The results were as follows:

  • Levels of hs-CRP, a marker of inflammation and a major cardiovascular risk factor, were much lower in the vitamin D supplementation groups than in the control group.
  • Elevated testosterone levels, a problem in PCOS, were significantly reduced by vitamin D supplementation.
  • Although total cholesterol levels alone are not the best way to determine cardiovascular risk, they also decreased in the vitamin D supplementation groups.

The researchers conclude that vitamin D supplementation may help to alleviate the negative hormonal and metabolic changes associated with PCOS. If you know someone with PCOS who may not be supplementing with vitamin D, you may want to send them this article!
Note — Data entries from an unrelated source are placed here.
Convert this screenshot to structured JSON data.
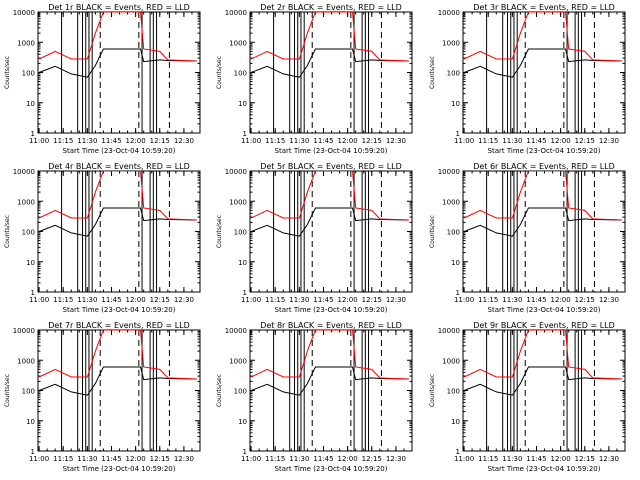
{
  "chart_data": [
    {
      "type": "line",
      "title": "Det 1r BLACK = Events, RED = LLD",
      "xlabel": "Start Time (23-Oct-04 10:59:20)",
      "ylabel": "Counts/sec",
      "ylim": [
        1,
        10000
      ],
      "yscale": "log",
      "xlim": [
        "10:59:20",
        "12:40:00"
      ],
      "x_ticks": [
        "11:00",
        "11:15",
        "11:30",
        "11:45",
        "12:00",
        "12:15",
        "12:30"
      ],
      "y_ticks": [
        "1",
        "10",
        "100",
        "1000",
        "10000"
      ],
      "series": [
        {
          "name": "Events",
          "color": "#000000",
          "x": [
            "11:00",
            "11:10",
            "11:20",
            "11:30",
            "11:35",
            "11:40",
            "12:03",
            "12:05",
            "12:15",
            "12:20",
            "12:38"
          ],
          "values": [
            100,
            160,
            90,
            70,
            170,
            600,
            600,
            230,
            260,
            250,
            240
          ]
        },
        {
          "name": "LLD",
          "color": "#ff0000",
          "x": [
            "11:00",
            "11:10",
            "11:20",
            "11:30",
            "11:35",
            "11:40",
            "12:03",
            "12:05",
            "12:15",
            "12:20",
            "12:38"
          ],
          "values": [
            280,
            500,
            280,
            280,
            2000,
            10000,
            10000,
            600,
            500,
            260,
            240
          ]
        }
      ],
      "vlines_solid": [
        "11:14",
        "11:24",
        "11:27",
        "11:29",
        "11:31",
        "11:33",
        "12:04",
        "12:09",
        "12:11",
        "12:13"
      ],
      "vlines_dashed": [
        "11:38",
        "12:02",
        "12:21"
      ]
    },
    {
      "type": "line",
      "title": "Det 2r BLACK = Events, RED = LLD",
      "xlabel": "Start Time (23-Oct-04 10:59:20)",
      "ylabel": "Counts/sec",
      "ylim": [
        1,
        10000
      ],
      "yscale": "log",
      "xlim": [
        "10:59:20",
        "12:40:00"
      ],
      "x_ticks": [
        "11:00",
        "11:15",
        "11:30",
        "11:45",
        "12:00",
        "12:15",
        "12:30"
      ],
      "y_ticks": [
        "1",
        "10",
        "100",
        "1000",
        "10000"
      ],
      "series": [
        {
          "name": "Events",
          "color": "#000000",
          "x": [
            "11:00",
            "11:10",
            "11:20",
            "11:30",
            "11:35",
            "11:40",
            "12:03",
            "12:05",
            "12:15",
            "12:20",
            "12:38"
          ],
          "values": [
            100,
            160,
            90,
            70,
            170,
            600,
            600,
            230,
            260,
            250,
            240
          ]
        },
        {
          "name": "LLD",
          "color": "#ff0000",
          "x": [
            "11:00",
            "11:10",
            "11:20",
            "11:30",
            "11:35",
            "11:40",
            "12:03",
            "12:05",
            "12:15",
            "12:20",
            "12:38"
          ],
          "values": [
            280,
            500,
            280,
            280,
            2000,
            10000,
            10000,
            600,
            500,
            260,
            240
          ]
        }
      ],
      "vlines_solid": [
        "11:14",
        "11:24",
        "11:27",
        "11:29",
        "11:31",
        "11:33",
        "12:04",
        "12:09",
        "12:11",
        "12:13"
      ],
      "vlines_dashed": [
        "11:38",
        "12:02",
        "12:21"
      ]
    },
    {
      "type": "line",
      "title": "Det 3r BLACK = Events, RED = LLD",
      "xlabel": "Start Time (23-Oct-04 10:59:20)",
      "ylabel": "Counts/sec",
      "ylim": [
        1,
        10000
      ],
      "yscale": "log",
      "xlim": [
        "10:59:20",
        "12:40:00"
      ],
      "x_ticks": [
        "11:00",
        "11:15",
        "11:30",
        "11:45",
        "12:00",
        "12:15",
        "12:30"
      ],
      "y_ticks": [
        "1",
        "10",
        "100",
        "1000",
        "10000"
      ],
      "series": [
        {
          "name": "Events",
          "color": "#000000",
          "x": [
            "11:00",
            "11:10",
            "11:20",
            "11:30",
            "11:35",
            "11:40",
            "12:03",
            "12:05",
            "12:15",
            "12:20",
            "12:38"
          ],
          "values": [
            100,
            160,
            90,
            70,
            170,
            600,
            600,
            230,
            260,
            250,
            240
          ]
        },
        {
          "name": "LLD",
          "color": "#ff0000",
          "x": [
            "11:00",
            "11:10",
            "11:20",
            "11:30",
            "11:35",
            "11:40",
            "12:03",
            "12:05",
            "12:15",
            "12:20",
            "12:38"
          ],
          "values": [
            280,
            500,
            280,
            280,
            2000,
            10000,
            10000,
            600,
            500,
            260,
            240
          ]
        }
      ],
      "vlines_solid": [
        "11:14",
        "11:24",
        "11:27",
        "11:29",
        "11:31",
        "11:33",
        "12:04",
        "12:09",
        "12:11",
        "12:13"
      ],
      "vlines_dashed": [
        "11:38",
        "12:02",
        "12:21"
      ]
    },
    {
      "type": "line",
      "title": "Det 4r BLACK = Events, RED = LLD",
      "xlabel": "Start Time (23-Oct-04 10:59:20)",
      "ylabel": "Counts/sec",
      "ylim": [
        1,
        10000
      ],
      "yscale": "log",
      "xlim": [
        "10:59:20",
        "12:40:00"
      ],
      "x_ticks": [
        "11:00",
        "11:15",
        "11:30",
        "11:45",
        "12:00",
        "12:15",
        "12:30"
      ],
      "y_ticks": [
        "1",
        "10",
        "100",
        "1000",
        "10000"
      ],
      "series": [
        {
          "name": "Events",
          "color": "#000000",
          "x": [
            "11:00",
            "11:10",
            "11:20",
            "11:30",
            "11:35",
            "11:40",
            "12:03",
            "12:05",
            "12:15",
            "12:20",
            "12:38"
          ],
          "values": [
            100,
            160,
            90,
            70,
            170,
            600,
            600,
            230,
            260,
            250,
            240
          ]
        },
        {
          "name": "LLD",
          "color": "#ff0000",
          "x": [
            "11:00",
            "11:10",
            "11:20",
            "11:30",
            "11:35",
            "11:40",
            "12:03",
            "12:05",
            "12:15",
            "12:20",
            "12:38"
          ],
          "values": [
            280,
            500,
            280,
            280,
            2000,
            10000,
            10000,
            600,
            500,
            260,
            240
          ]
        }
      ],
      "vlines_solid": [
        "11:14",
        "11:24",
        "11:27",
        "11:29",
        "11:31",
        "11:33",
        "12:04",
        "12:09",
        "12:11",
        "12:13"
      ],
      "vlines_dashed": [
        "11:38",
        "12:02",
        "12:21"
      ]
    },
    {
      "type": "line",
      "title": "Det 5r BLACK = Events, RED = LLD",
      "xlabel": "Start Time (23-Oct-04 10:59:20)",
      "ylabel": "Counts/sec",
      "ylim": [
        1,
        10000
      ],
      "yscale": "log",
      "xlim": [
        "10:59:20",
        "12:40:00"
      ],
      "x_ticks": [
        "11:00",
        "11:15",
        "11:30",
        "11:45",
        "12:00",
        "12:15",
        "12:30"
      ],
      "y_ticks": [
        "1",
        "10",
        "100",
        "1000",
        "10000"
      ],
      "series": [
        {
          "name": "Events",
          "color": "#000000",
          "x": [
            "11:00",
            "11:10",
            "11:20",
            "11:30",
            "11:35",
            "11:40",
            "12:03",
            "12:05",
            "12:15",
            "12:20",
            "12:38"
          ],
          "values": [
            100,
            160,
            90,
            70,
            170,
            600,
            600,
            230,
            260,
            250,
            240
          ]
        },
        {
          "name": "LLD",
          "color": "#ff0000",
          "x": [
            "11:00",
            "11:10",
            "11:20",
            "11:30",
            "11:35",
            "11:40",
            "12:03",
            "12:05",
            "12:15",
            "12:20",
            "12:38"
          ],
          "values": [
            280,
            500,
            280,
            280,
            2000,
            10000,
            10000,
            600,
            500,
            260,
            240
          ]
        }
      ],
      "vlines_solid": [
        "11:14",
        "11:24",
        "11:27",
        "11:29",
        "11:31",
        "11:33",
        "12:04",
        "12:09",
        "12:11",
        "12:13"
      ],
      "vlines_dashed": [
        "11:38",
        "12:02",
        "12:21"
      ]
    },
    {
      "type": "line",
      "title": "Det 6r BLACK = Events, RED = LLD",
      "xlabel": "Start Time (23-Oct-04 10:59:20)",
      "ylabel": "Counts/sec",
      "ylim": [
        1,
        10000
      ],
      "yscale": "log",
      "xlim": [
        "10:59:20",
        "12:40:00"
      ],
      "x_ticks": [
        "11:00",
        "11:15",
        "11:30",
        "11:45",
        "12:00",
        "12:15",
        "12:30"
      ],
      "y_ticks": [
        "1",
        "10",
        "100",
        "1000",
        "10000"
      ],
      "series": [
        {
          "name": "Events",
          "color": "#000000",
          "x": [
            "11:00",
            "11:10",
            "11:20",
            "11:30",
            "11:35",
            "11:40",
            "12:03",
            "12:05",
            "12:15",
            "12:20",
            "12:38"
          ],
          "values": [
            100,
            160,
            90,
            70,
            170,
            600,
            600,
            230,
            260,
            250,
            240
          ]
        },
        {
          "name": "LLD",
          "color": "#ff0000",
          "x": [
            "11:00",
            "11:10",
            "11:20",
            "11:30",
            "11:35",
            "11:40",
            "12:03",
            "12:05",
            "12:15",
            "12:20",
            "12:38"
          ],
          "values": [
            280,
            500,
            280,
            280,
            2000,
            10000,
            10000,
            600,
            500,
            260,
            240
          ]
        }
      ],
      "vlines_solid": [
        "11:14",
        "11:24",
        "11:27",
        "11:29",
        "11:31",
        "11:33",
        "12:04",
        "12:09",
        "12:11",
        "12:13"
      ],
      "vlines_dashed": [
        "11:38",
        "12:02",
        "12:21"
      ]
    },
    {
      "type": "line",
      "title": "Det 7r BLACK = Events, RED = LLD",
      "xlabel": "Start Time (23-Oct-04 10:59:20)",
      "ylabel": "Counts/sec",
      "ylim": [
        1,
        10000
      ],
      "yscale": "log",
      "xlim": [
        "10:59:20",
        "12:40:00"
      ],
      "x_ticks": [
        "11:00",
        "11:15",
        "11:30",
        "11:45",
        "12:00",
        "12:15",
        "12:30"
      ],
      "y_ticks": [
        "1",
        "10",
        "100",
        "1000",
        "10000"
      ],
      "series": [
        {
          "name": "Events",
          "color": "#000000",
          "x": [
            "11:00",
            "11:10",
            "11:20",
            "11:30",
            "11:35",
            "11:40",
            "12:03",
            "12:05",
            "12:15",
            "12:20",
            "12:38"
          ],
          "values": [
            100,
            160,
            90,
            70,
            170,
            600,
            600,
            230,
            260,
            250,
            240
          ]
        },
        {
          "name": "LLD",
          "color": "#ff0000",
          "x": [
            "11:00",
            "11:10",
            "11:20",
            "11:30",
            "11:35",
            "11:40",
            "12:03",
            "12:05",
            "12:15",
            "12:20",
            "12:38"
          ],
          "values": [
            280,
            500,
            280,
            280,
            2000,
            10000,
            10000,
            600,
            500,
            260,
            240
          ]
        }
      ],
      "vlines_solid": [
        "11:14",
        "11:24",
        "11:27",
        "11:29",
        "11:31",
        "11:33",
        "12:04",
        "12:09",
        "12:11",
        "12:13"
      ],
      "vlines_dashed": [
        "11:38",
        "12:02",
        "12:21"
      ]
    },
    {
      "type": "line",
      "title": "Det 8r BLACK = Events, RED = LLD",
      "xlabel": "Start Time (23-Oct-04 10:59:20)",
      "ylabel": "Counts/sec",
      "ylim": [
        1,
        10000
      ],
      "yscale": "log",
      "xlim": [
        "10:59:20",
        "12:40:00"
      ],
      "x_ticks": [
        "11:00",
        "11:15",
        "11:30",
        "11:45",
        "12:00",
        "12:15",
        "12:30"
      ],
      "y_ticks": [
        "1",
        "10",
        "100",
        "1000",
        "10000"
      ],
      "series": [
        {
          "name": "Events",
          "color": "#000000",
          "x": [
            "11:00",
            "11:10",
            "11:20",
            "11:30",
            "11:35",
            "11:40",
            "12:03",
            "12:05",
            "12:15",
            "12:20",
            "12:38"
          ],
          "values": [
            100,
            160,
            90,
            70,
            170,
            600,
            600,
            230,
            260,
            250,
            240
          ]
        },
        {
          "name": "LLD",
          "color": "#ff0000",
          "x": [
            "11:00",
            "11:10",
            "11:20",
            "11:30",
            "11:35",
            "11:40",
            "12:03",
            "12:05",
            "12:15",
            "12:20",
            "12:38"
          ],
          "values": [
            280,
            500,
            280,
            280,
            2000,
            10000,
            10000,
            600,
            500,
            260,
            240
          ]
        }
      ],
      "vlines_solid": [
        "11:14",
        "11:24",
        "11:27",
        "11:29",
        "11:31",
        "11:33",
        "12:04",
        "12:09",
        "12:11",
        "12:13"
      ],
      "vlines_dashed": [
        "11:38",
        "12:02",
        "12:21"
      ]
    },
    {
      "type": "line",
      "title": "Det 9r BLACK = Events, RED = LLD",
      "xlabel": "Start Time (23-Oct-04 10:59:20)",
      "ylabel": "Counts/sec",
      "ylim": [
        1,
        10000
      ],
      "yscale": "log",
      "xlim": [
        "10:59:20",
        "12:40:00"
      ],
      "x_ticks": [
        "11:00",
        "11:15",
        "11:30",
        "11:45",
        "12:00",
        "12:15",
        "12:30"
      ],
      "y_ticks": [
        "1",
        "10",
        "100",
        "1000",
        "10000"
      ],
      "series": [
        {
          "name": "Events",
          "color": "#000000",
          "x": [
            "11:00",
            "11:10",
            "11:20",
            "11:30",
            "11:35",
            "11:40",
            "12:03",
            "12:05",
            "12:15",
            "12:20",
            "12:38"
          ],
          "values": [
            100,
            160,
            90,
            70,
            170,
            600,
            600,
            230,
            260,
            250,
            240
          ]
        },
        {
          "name": "LLD",
          "color": "#ff0000",
          "x": [
            "11:00",
            "11:10",
            "11:20",
            "11:30",
            "11:35",
            "11:40",
            "12:03",
            "12:05",
            "12:15",
            "12:20",
            "12:38"
          ],
          "values": [
            280,
            500,
            280,
            280,
            2000,
            10000,
            10000,
            600,
            500,
            260,
            240
          ]
        }
      ],
      "vlines_solid": [
        "11:14",
        "11:24",
        "11:27",
        "11:29",
        "11:31",
        "11:33",
        "12:04",
        "12:09",
        "12:11",
        "12:13"
      ],
      "vlines_dashed": [
        "11:38",
        "12:02",
        "12:21"
      ]
    }
  ]
}
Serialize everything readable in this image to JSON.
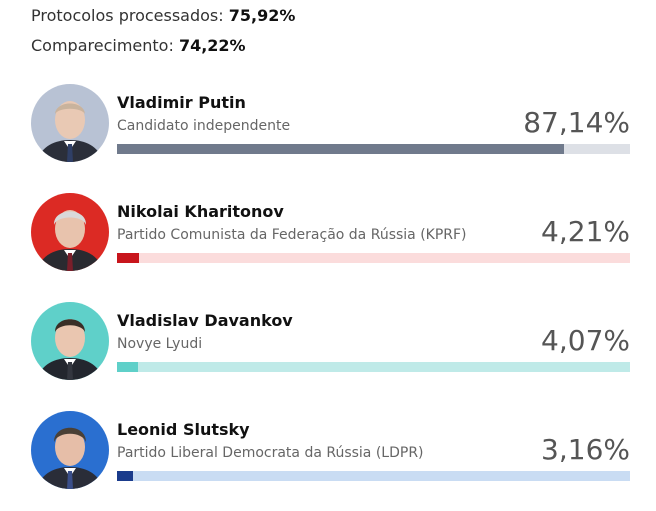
{
  "stats": {
    "processed_label": "Protocolos processados:",
    "processed_value": "75,92%",
    "turnout_label": "Comparecimento:",
    "turnout_value": "74,22%"
  },
  "candidates": [
    {
      "name": "Vladimir Putin",
      "party": "Candidato independente",
      "percent_label": "87,14%",
      "percent": 87.14,
      "bar_color": "#707a8c",
      "track_color": "#dde0e6",
      "avatar_bg": "#b8c2d4"
    },
    {
      "name": "Nikolai Kharitonov",
      "party": "Partido Comunista da Federação da Rússia (KPRF)",
      "percent_label": "4,21%",
      "percent": 4.21,
      "bar_color": "#c8151c",
      "track_color": "#fbdcdc",
      "avatar_bg": "#dc2a24"
    },
    {
      "name": "Vladislav Davankov",
      "party": "Novye Lyudi",
      "percent_label": "4,07%",
      "percent": 4.07,
      "bar_color": "#5fd0c9",
      "track_color": "#bfeae8",
      "avatar_bg": "#5fd0c9"
    },
    {
      "name": "Leonid Slutsky",
      "party": "Partido Liberal Democrata da Rússia (LDPR)",
      "percent_label": "3,16%",
      "percent": 3.16,
      "bar_color": "#1a3b8c",
      "track_color": "#c9dcf3",
      "avatar_bg": "#2a6fd0"
    }
  ]
}
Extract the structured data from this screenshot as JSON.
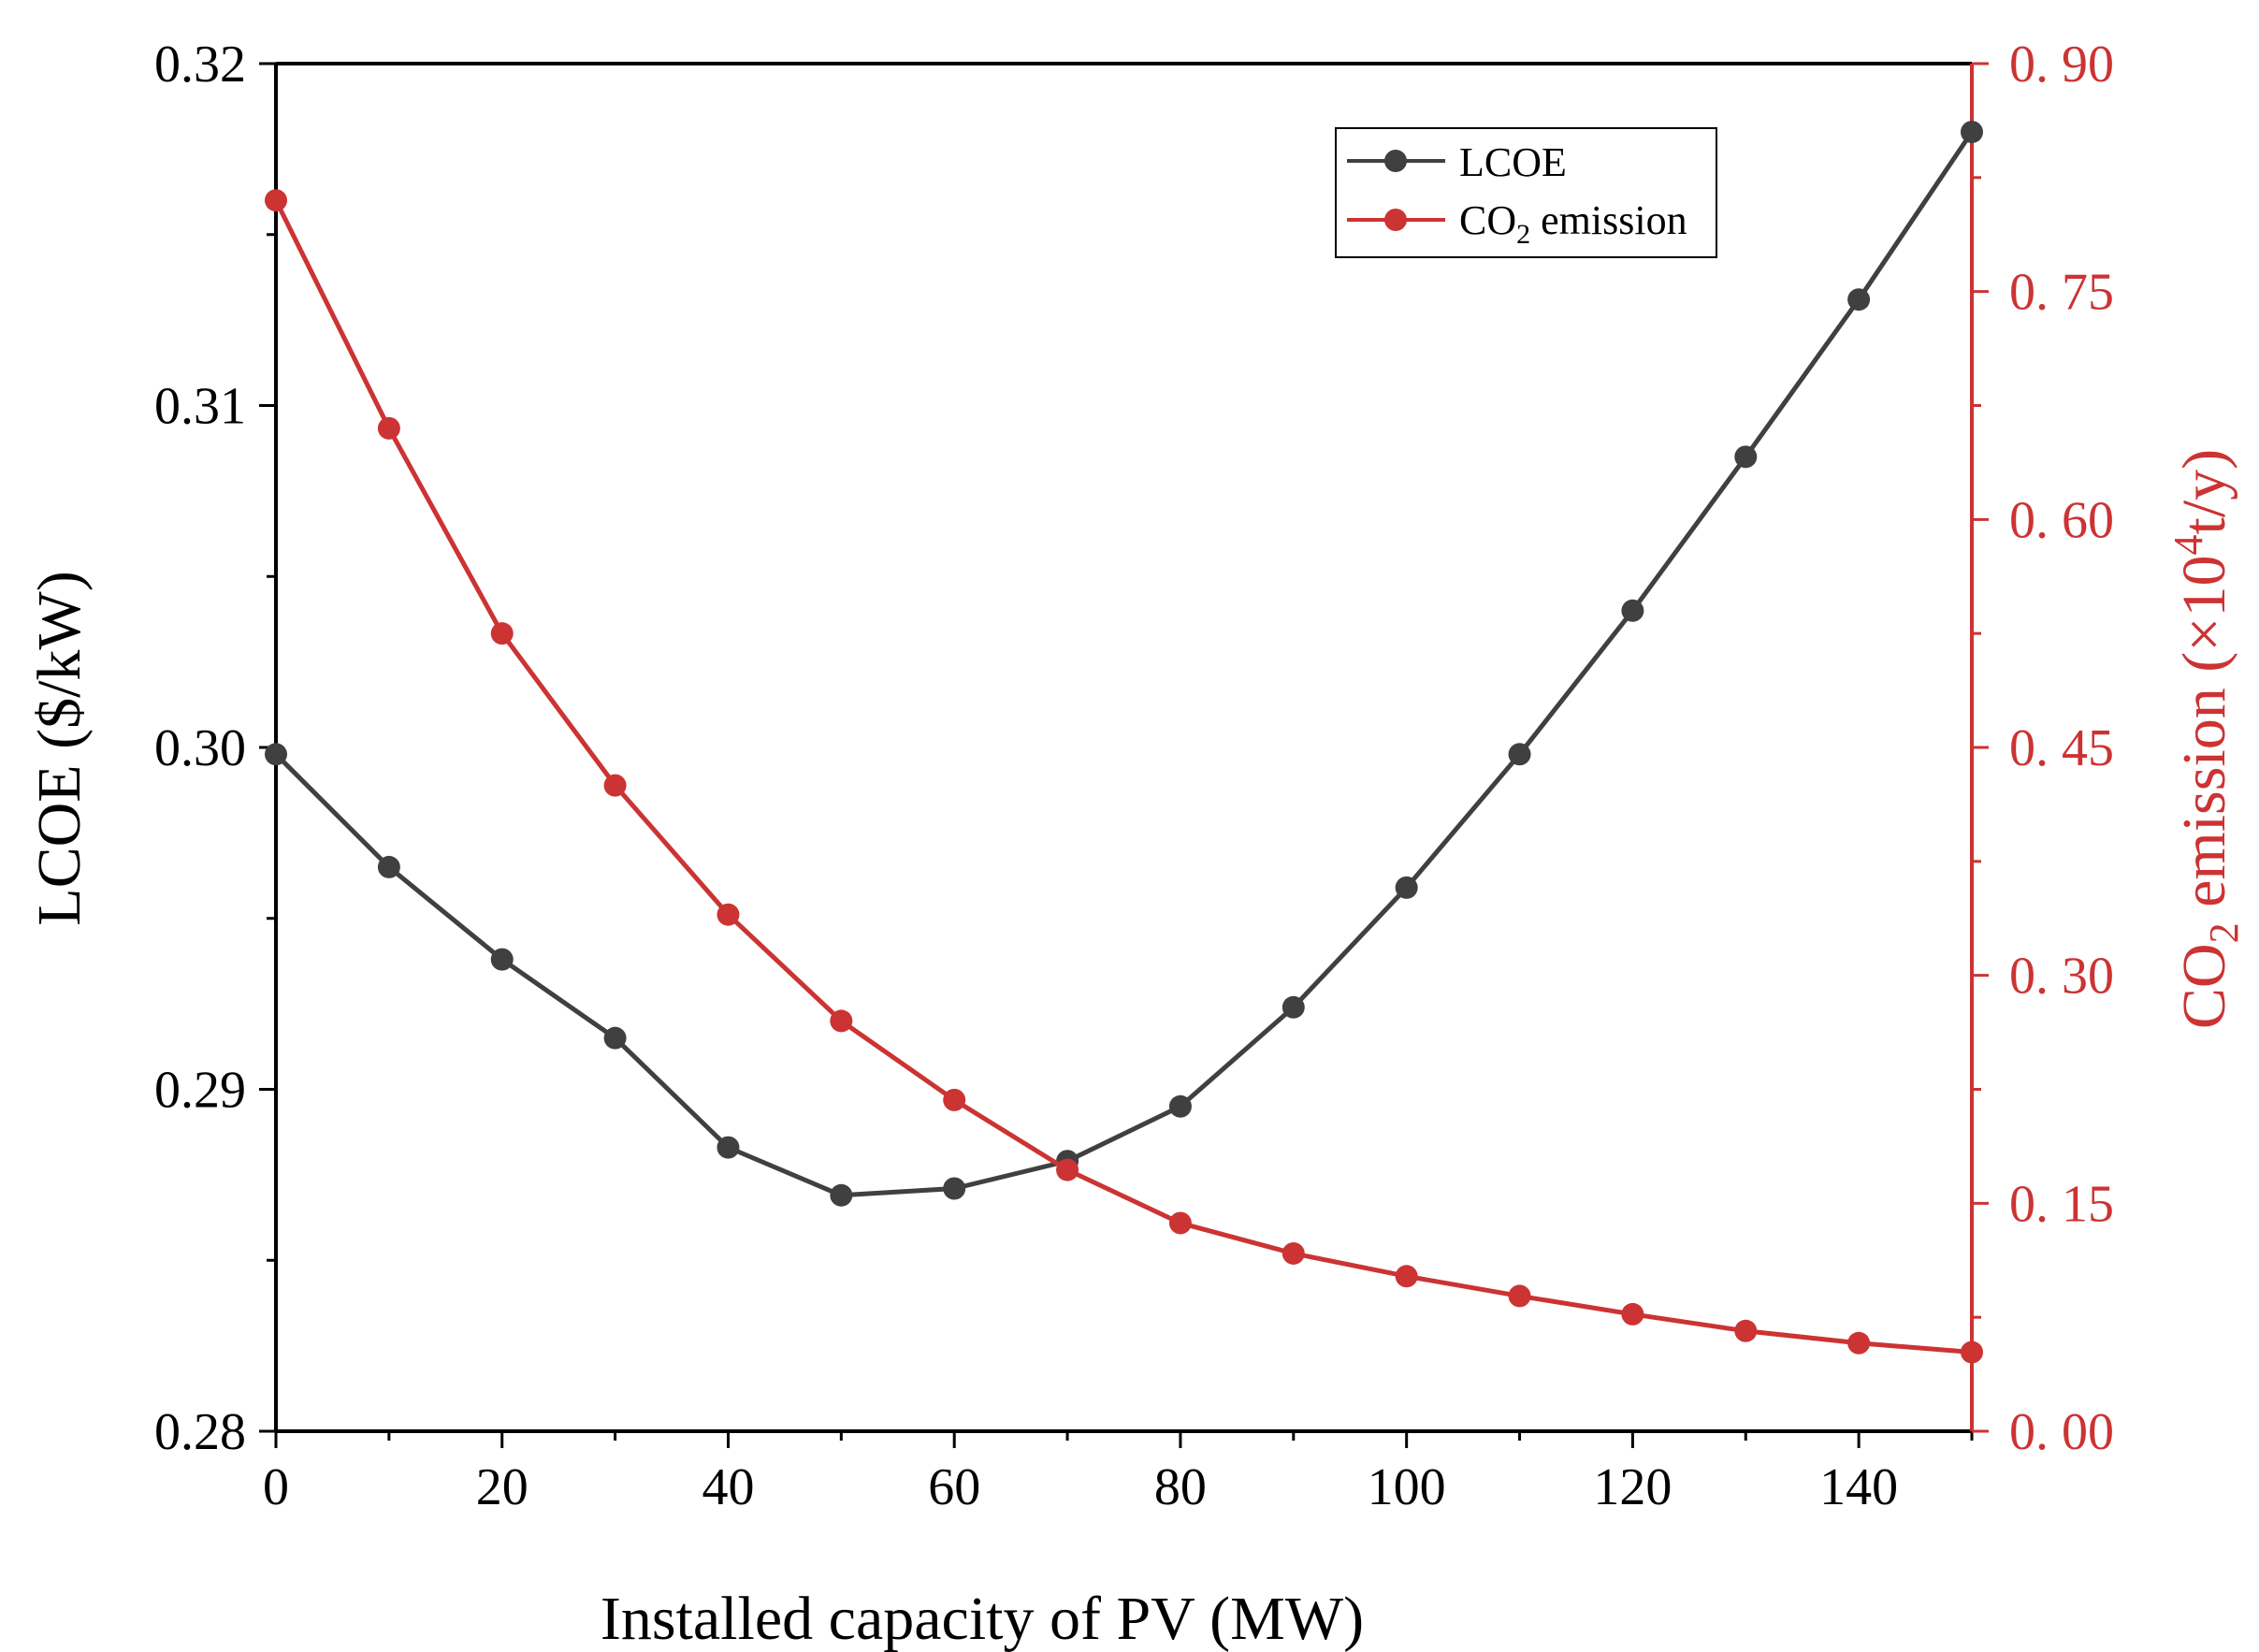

  1. Krul-Poel YHM, Koenders PP, Steegers-Theunissen RP, Ten Boekel E, Wee MMT, Louwers Y, Lips P, Laven JSE, Simsek S. Vitamin D and metabolic disturbances in polycystic ovary syndrome (PCOS): A cross-sectional study. PLoS One. 2018 Dec 4;13(12):e0204748. doi: 10.1371/journal.pone.0204748. PMID: 30513089; PMCID: PMC6279035.
  2. Zhang B, Yao X, Zhong X, Hu Y, Xu J. Vitamin D supplementation in the treatment of polycystic ovary syndrome: A meta-analysis of randomized controlled trials. Heliyon. 2023 Mar 8;9(3):e14291. doi: 10.1016/j.heliyon.2023.e14291. PMID: 36942243; PMCID: PMC10023924.